Роман дрожал всем телом. Разумеется, он узнал эту образину. Ошибиться было невозможно. Именно Зверев нанес ему удары металлическим прутом. А вот голос… голос из его воспоминаний принадлежал Суворову. Но, впрочем, какое это теперь имело значение?
Этот день складывался для Татьяны Степанченко очень даже неплохо. Торговля шла бойко, а покупатели попадались на редкость покладистые. Она без особого труда обсчитала раззяву в норковой шубе, сунула бабуле в довесок к говяжьей обрези немного свининки (авось собачка не отравится!); сосватала интеллигенту в очках лежалый кусок баранины по цене отборной свежатинки. Короче, оставалось только радоваться, что на свете еще остались наивные дураки. Татьяна даже замурлыкала себе что-то под нос, как вдруг словно из-под земли перед ней вырос страж порядка.
«Влипла!» – мелькнуло в голове. Собрав воедино остатки самообладания, Татьяна игриво улыбнулась. Лицо мужчины в погонах было ей незнакомо, а это уже настораживало. С местными служаками у нее был налажен контакт, разумеется, на взаимовыгодных условиях. С «крышей» она не конфликтовала (поди, не дура!). Так что оставались два варианта: либо этот товарищ в сером кителе решил на свою дохлую зарплату отовариться косточками для бульона, либо дело в чем-то другом.
– Желаете что-то?
– Переговорить с вами.
Лицо милиционера было непроницаемым. Он явно не купился на обольстительные улыбки пышногрудой продавщицы мяса.
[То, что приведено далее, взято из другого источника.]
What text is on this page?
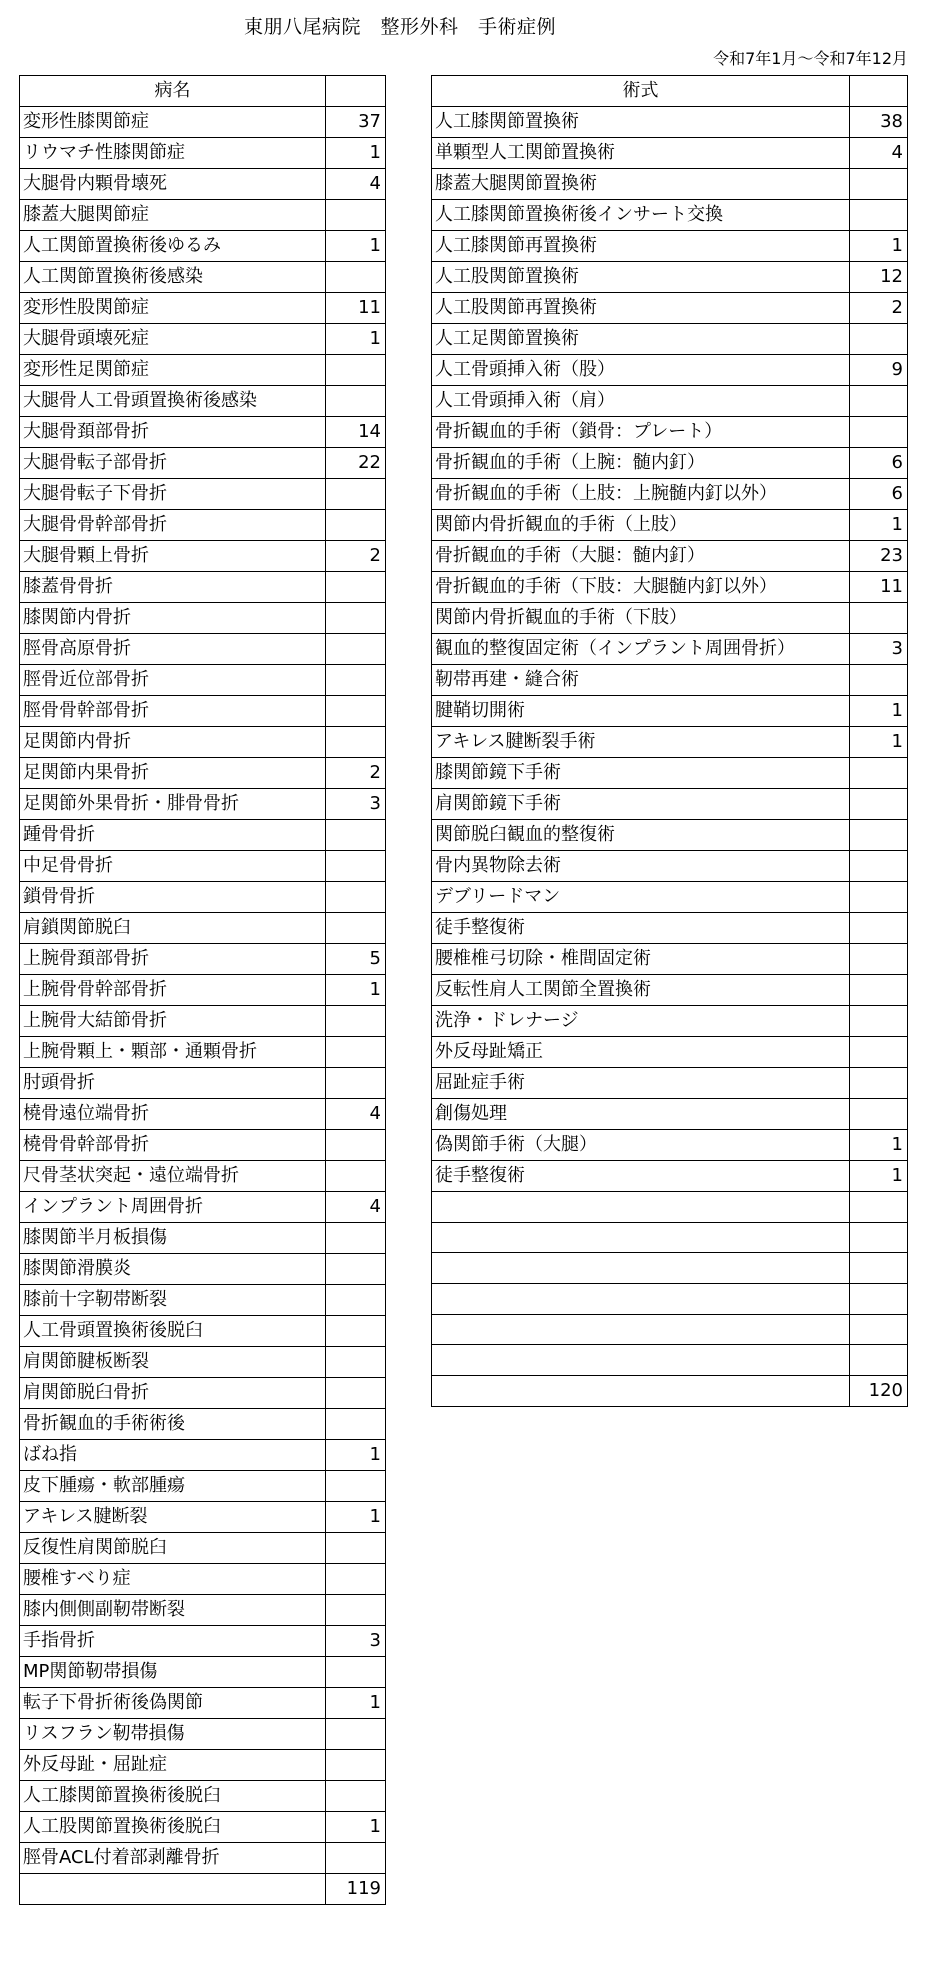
東朋八尾病院　整形外科　手術症例
令和7年1月～令和7年12月
病名	
変形性膝関節症	37
リウマチ性膝関節症	1
大腿骨内顆骨壊死	4
膝蓋大腿関節症	
人工関節置換術後ゆるみ	1
人工関節置換術後感染	
変形性股関節症	11
大腿骨頭壊死症	1
変形性足関節症	
大腿骨人工骨頭置換術後感染	
大腿骨頚部骨折	14
大腿骨転子部骨折	22
大腿骨転子下骨折	
大腿骨骨幹部骨折	
大腿骨顆上骨折	2
膝蓋骨骨折	
膝関節内骨折	
脛骨高原骨折	
脛骨近位部骨折	
脛骨骨幹部骨折	
足関節内骨折	
足関節内果骨折	2
足関節外果骨折・腓骨骨折	3
踵骨骨折	
中足骨骨折	
鎖骨骨折	
肩鎖関節脱臼	
上腕骨頚部骨折	5
上腕骨骨幹部骨折	1
上腕骨大結節骨折	
上腕骨顆上・顆部・通顆骨折	
肘頭骨折	
橈骨遠位端骨折	4
橈骨骨幹部骨折	
尺骨茎状突起・遠位端骨折	
インプラント周囲骨折	4
膝関節半月板損傷	
膝関節滑膜炎	
膝前十字靭帯断裂	
人工骨頭置換術後脱臼	
肩関節腱板断裂	
肩関節脱臼骨折	
骨折観血的手術術後	
ばね指	1
皮下腫瘍・軟部腫瘍	
アキレス腱断裂	1
反復性肩関節脱臼	
腰椎すべり症	
膝内側側副靭帯断裂	
手指骨折	3
MP関節靭帯損傷	
転子下骨折術後偽関節	1
リスフラン靭帯損傷	
外反母趾・屈趾症	
人工膝関節置換術後脱臼	
人工股関節置換術後脱臼	1
脛骨ACL付着部剥離骨折	
	119
術式	
人工膝関節置換術	38
単顆型人工関節置換術	4
膝蓋大腿関節置換術	
人工膝関節置換術後インサート交換	
人工膝関節再置換術	1
人工股関節置換術	12
人工股関節再置換術	2
人工足関節置換術	
人工骨頭挿入術（股）	9
人工骨頭挿入術（肩）	
骨折観血的手術（鎖骨：プレート）	
骨折観血的手術（上腕：髄内釘）	6
骨折観血的手術（上肢：上腕髄内釘以外）	6
関節内骨折観血的手術（上肢）	1
骨折観血的手術（大腿：髄内釘）	23
骨折観血的手術（下肢：大腿髄内釘以外）	11
関節内骨折観血的手術（下肢）	
観血的整復固定術（インプラント周囲骨折）	3
靭帯再建・縫合術	
腱鞘切開術	1
アキレス腱断裂手術	1
膝関節鏡下手術	
肩関節鏡下手術	
関節脱臼観血的整復術	
骨内異物除去術	
デブリードマン	
徒手整復術	
腰椎椎弓切除・椎間固定術	
反転性肩人工関節全置換術	
洗浄・ドレナージ	
外反母趾矯正	
屈趾症手術	
創傷処理	
偽関節手術（大腿）	1
徒手整復術	1

	120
Хотя сама Татьяна не слишком-то надеялась на свое женское очарование. После смерти супруга она раздалась как пароход и обозлилась на весь белый свет. Так что ее улыбка теперь напоминала оскал голодного крокодила и вовсе не способствовала успешному флирту с противоположным полом.
Татьяна сняла фартук, вытерла руки.
– Поедем в отделение? – спросила она.
– Зачем же в отделение? – удивился мужчина в форме. – Давайте отойдем туда, где поспокойнее. Я вас не задержу.
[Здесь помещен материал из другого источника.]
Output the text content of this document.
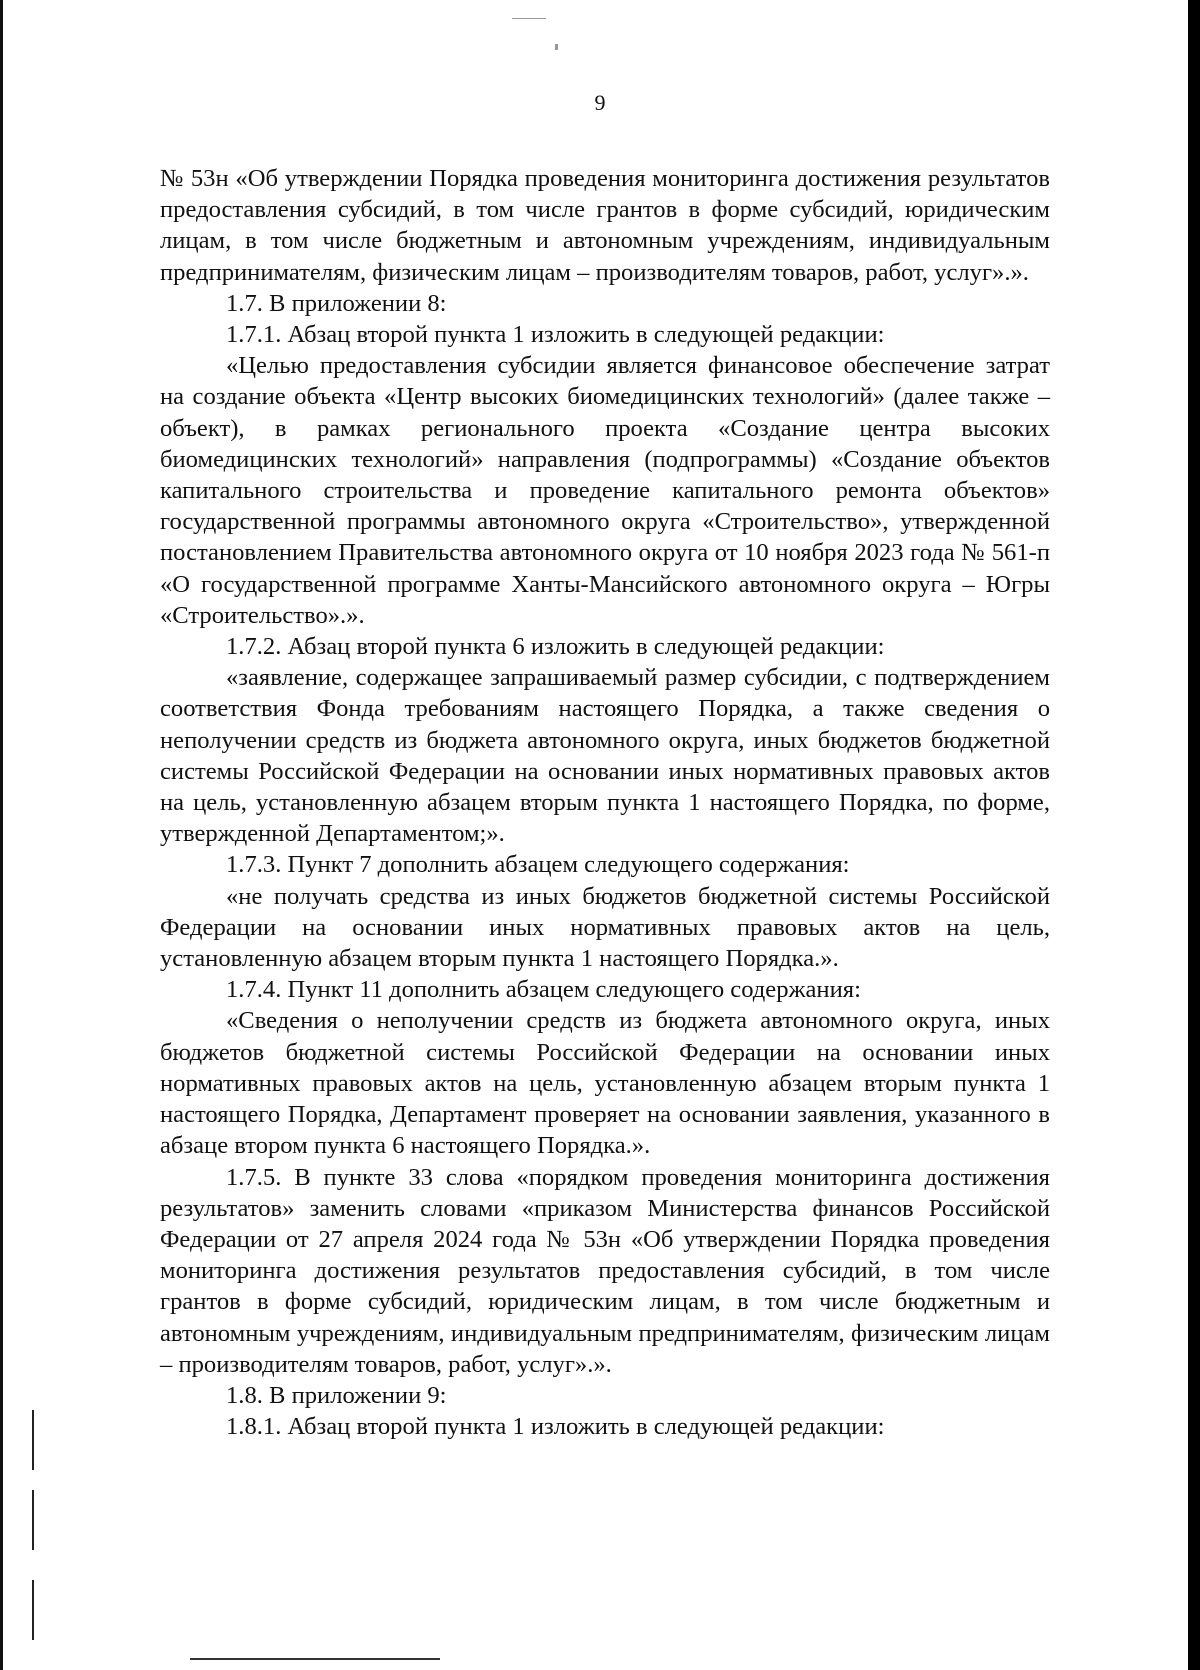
9

№ 53н «Об утверждении Порядка проведения мониторинга достижения результатов предоставления субсидий, в том числе грантов в форме субсидий, юридическим лицам, в том числе бюджетным и автономным учреждениям, индивидуальным предпринимателям, физическим лицам – производителям товаров, работ, услуг».».

1.7. В приложении 8:

1.7.1. Абзац второй пункта 1 изложить в следующей редакции:

«Целью предоставления субсидии является финансовое обеспечение затрат на создание объекта «Центр высоких биомедицинских технологий» (далее также – объект), в рамках регионального проекта «Создание центра высоких биомедицинских технологий» направления (подпрограммы) «Создание объектов капитального строительства и проведение капитального ремонта объектов» государственной программы автономного округа «Строительство», утвержденной постановлением Правительства автономного округа от 10 ноября 2023 года № 561-п «О государственной программе Ханты-Мансийского автономного округа – Югры «Строительство».».

1.7.2. Абзац второй пункта 6 изложить в следующей редакции:

«заявление, содержащее запрашиваемый размер субсидии, с подтверждением соответствия Фонда требованиям настоящего Порядка, а также сведения о неполучении средств из бюджета автономного округа, иных бюджетов бюджетной системы Российской Федерации на основании иных нормативных правовых актов на цель, установленную абзацем вторым пункта 1 настоящего Порядка, по форме, утвержденной Департаментом;».

1.7.3. Пункт 7 дополнить абзацем следующего содержания:

«не получать средства из иных бюджетов бюджетной системы Российской Федерации на основании иных нормативных правовых актов на цель, установленную абзацем вторым пункта 1 настоящего Порядка.».

1.7.4. Пункт 11 дополнить абзацем следующего содержания:

«Сведения о неполучении средств из бюджета автономного округа, иных бюджетов бюджетной системы Российской Федерации на основании иных нормативных правовых актов на цель, установленную абзацем вторым пункта 1 настоящего Порядка, Департамент проверяет на основании заявления, указанного в абзаце втором пункта 6 настоящего Порядка.».

1.7.5. В пункте 33 слова «порядком проведения мониторинга достижения результатов» заменить словами «приказом Министерства финансов Российской Федерации от 27 апреля 2024 года № 53н «Об утверждении Порядка проведения мониторинга достижения результатов предоставления субсидий, в том числе грантов в форме субсидий, юридическим лицам, в том числе бюджетным и автономным учреждениям, индивидуальным предпринимателям, физическим лицам – производителям товаров, работ, услуг».».

1.8. В приложении 9:

1.8.1. Абзац второй пункта 1 изложить в следующей редакции:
Они прошли в небольшое кафе на территории рынка и присели за пластиковый столик.
– Татьяна Николаевна, – прокашлялся милиционер. – Вы меня скорее всего не знаете. Я – один из сослуживцев вашего покойного мужа. Пришел к вам еще раз выразить сочувствие и узнать, не нужна ли помощь. Слышал, вас вызывают в суд?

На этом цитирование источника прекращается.